Second, research conferences should provide guidelines on how data should be collected, marked, and used, and they should create incentives for responsible data set production. NeurIPS, the largest AI research conference, already has a list of the best practices and ethical guidelines.
Mitchell suggested taking it further. As part of the BigScience project, a collaboration among AI researchers to create an AI model that can parse and produce natural language under a strict ethical standard, he experimented with the idea of creating data sets set stewardship organizations-teams of people who not only manage the care, maintenance, and use of data but also work with lawyers, activists, and the general public to ensure that it follows legal standards , is only collected with permission, and may be removed if someone chooses to withdraw personal information. Such management units are not necessary for all data sets-but actually for scrapped data that may contain biometric or personally identifiable information or intellectual property.
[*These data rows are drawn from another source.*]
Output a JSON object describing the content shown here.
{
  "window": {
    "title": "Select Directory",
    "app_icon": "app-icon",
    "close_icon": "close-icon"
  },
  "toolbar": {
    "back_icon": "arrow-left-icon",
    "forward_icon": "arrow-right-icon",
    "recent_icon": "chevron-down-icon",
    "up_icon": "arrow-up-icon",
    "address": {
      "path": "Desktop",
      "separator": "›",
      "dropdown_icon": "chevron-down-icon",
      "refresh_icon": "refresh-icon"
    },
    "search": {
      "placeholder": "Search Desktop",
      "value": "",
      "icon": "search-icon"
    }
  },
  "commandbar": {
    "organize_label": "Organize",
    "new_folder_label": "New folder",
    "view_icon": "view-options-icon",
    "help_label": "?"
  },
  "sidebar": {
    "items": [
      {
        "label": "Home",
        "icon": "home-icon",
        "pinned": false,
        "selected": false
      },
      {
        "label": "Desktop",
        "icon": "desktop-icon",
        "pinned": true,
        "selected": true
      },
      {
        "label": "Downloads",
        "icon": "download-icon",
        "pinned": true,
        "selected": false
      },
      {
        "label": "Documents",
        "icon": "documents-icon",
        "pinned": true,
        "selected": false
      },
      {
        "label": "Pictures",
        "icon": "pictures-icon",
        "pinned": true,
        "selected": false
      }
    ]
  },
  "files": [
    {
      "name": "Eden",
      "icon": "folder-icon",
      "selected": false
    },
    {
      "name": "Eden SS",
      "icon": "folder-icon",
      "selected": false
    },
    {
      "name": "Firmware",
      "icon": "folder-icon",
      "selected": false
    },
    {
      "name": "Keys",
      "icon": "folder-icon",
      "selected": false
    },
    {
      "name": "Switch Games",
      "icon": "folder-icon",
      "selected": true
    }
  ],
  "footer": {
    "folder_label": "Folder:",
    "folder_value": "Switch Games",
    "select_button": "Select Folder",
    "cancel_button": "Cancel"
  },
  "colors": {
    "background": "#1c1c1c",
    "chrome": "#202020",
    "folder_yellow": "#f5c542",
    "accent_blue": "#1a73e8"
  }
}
“Collecting and monitoring the data set is not an activity for one or two people,” he said. “If you do it responsibly, it breaks down into a ton of different tasks that require deep thinking, deep skill, and different people.”
In recent years, the field has increasingly shifted to religious much better curating of data sets can be key to overcoming many technical and ethical challenges in the industry. It is now clear that building more responsible data sets is not nearly enough. Those working in AI should also make a high commitment to keep it up and use it ethically.